New Appeals case impacts insurer’s coverage of conservator fees in auto no-fault cases

The Michigan Court of Appeals has issued an important opinion on an auto no-fault insurer’s duty to pay for conservator fees under the Michigan No Fault Act.  Significantly, the Court held that fees incurred for a conservator’s services are not allowable expenses for the “care” of an injured person under MCL 500.3107(1)(a), but instead are considered replacement service expenses subject to the $20.00 per day and three year limitations under MCL 500.3107(1)(c).  The case is In Re Conservatorship of Deanna Theresa Cisneros, (unpublished) Court of Appeals No. 298922 (March 21, 2013).

The facts of the case will be familiar to those with no-fault conservator files.  Deanna Cisneros was badly injured in a motor vehicle accident and a conservatorship was opened on her behalf in the St. Clair County Probate Court.  The initial conservator was removed by the court and attorney Mark Fullmer, was appointed as successor conservator.  As conservator, Mr. Fullmer defended Ms. Cisneros in real estate and debt disputes and also assisted in her action to recover no-fault benefits from ACIA.  His attorney/conservator fees were presented to ACIA as a claim for “allowable expense” PIP benefits.  The probate court granted Mr. Fullmer’s request for reimbursement in the amount of $11,274.00, accepting the argument that these were reasonable expenses incurred for the “care” of Ms. Cisneros pursuant to §3107(1)(a).

ACIA appealed the decision, arguing that Mr. Fullmer’s services in managing the ward’s assets qualified, at best, as replacement services under §3107(1)(c), for which benefits are capped at $20.00 per day and limited to three years post-accident under the statute.  ACIA argued that Mr. Fullmer’s services as an attorney for Ms. Cisneros were not compensable under PIP coverage.  The Court of Appeals initially rejected ACIA’s arguments, affirming the probate court decision to approve the conservatorship fees.  Relying on a 2011 Court of Appeals decision, In re Carroll, 292 Mich App (2011), the Court reasoned that the expenses incurred by Mr. Fullmer in managing Ms. Cisneros’s business and legal affairs would not have been necessary but for the accident.  It followed, in the Court’s opinion, that the conservator fees therefore came under the definition of allowable expenses under §3107(1)(a).

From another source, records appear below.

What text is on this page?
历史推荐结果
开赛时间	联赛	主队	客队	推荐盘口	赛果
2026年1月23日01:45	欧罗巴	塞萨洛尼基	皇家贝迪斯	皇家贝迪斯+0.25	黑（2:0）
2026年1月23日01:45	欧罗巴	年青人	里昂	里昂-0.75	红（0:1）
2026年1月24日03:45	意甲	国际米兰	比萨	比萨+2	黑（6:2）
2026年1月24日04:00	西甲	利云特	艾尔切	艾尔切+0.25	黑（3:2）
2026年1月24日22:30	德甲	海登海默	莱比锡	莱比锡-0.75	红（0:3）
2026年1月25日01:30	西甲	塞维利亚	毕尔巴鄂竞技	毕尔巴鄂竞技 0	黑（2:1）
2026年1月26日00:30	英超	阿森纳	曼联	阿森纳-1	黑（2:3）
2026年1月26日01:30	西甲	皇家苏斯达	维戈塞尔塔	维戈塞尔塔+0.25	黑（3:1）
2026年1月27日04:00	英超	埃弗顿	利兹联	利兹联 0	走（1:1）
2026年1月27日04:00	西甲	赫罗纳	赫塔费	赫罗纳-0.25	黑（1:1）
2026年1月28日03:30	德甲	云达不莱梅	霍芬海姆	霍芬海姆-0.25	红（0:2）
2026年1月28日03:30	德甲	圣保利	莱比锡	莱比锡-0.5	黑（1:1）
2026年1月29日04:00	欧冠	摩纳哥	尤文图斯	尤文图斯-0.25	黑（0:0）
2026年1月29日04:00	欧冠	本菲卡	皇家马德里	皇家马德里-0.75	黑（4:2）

ACIA filed appeals to the Michigan Supreme Court in both the Cisneros and Carroll cases.  The Supreme Court was at the time addressing two other cases concerning the distinction between no-fault replacement services and allowable expense “care” services, Douglas v Allstate Insurance Co, 492 Mich 241 (2012), and Johnson v Recca, 492 Mich 169 (2012), and thus held the Cisneros and Carroll applications in abeyance until decisions were issued in the preceding cases.

The opinions issued in Douglas and Johnson clarified the scope of services covered under §3107(1)(a) and §3107(1)(c) of the No Fault Act.  In Douglas, the Court held that allowable expenses do not include those incurred as replacement services since such ordinary and necessary services are “not for an injured person’s care, recovery or rehabilitation.” “Care” services compensable under §3107(1)(a) thus do not include services relating to ordinary matters not directly related to the injury.  (The Douglas case is summarized in greater detail in Law Fax Volume XXIV, No.13 August 21, 2012).  The distinction is reinforced in Johnson, in which the Michigan Supreme Court held that services required both before and after the injury, but after the injury can no longer be provided by the injured person himself or herself because of the injury, are replacement services, not allowable expenses.

Having thus clarified the distinction between “allowable expense” services and “replacement services” in Douglas and Johnson, the Supreme Court proceeded to vacate both Court of Appeals decisions in Carroll and Cisneros and remanded them to the Court of Appeals for reconsideration.  Although Carroll remains pending at this point, the Court of Appeals issued its new opinion in Cisneros on March 21, 2013, this time reversing the probate court’s approval of the claimed conservator fees and agreeing with ACIA’s position. Michigan auto no-fault.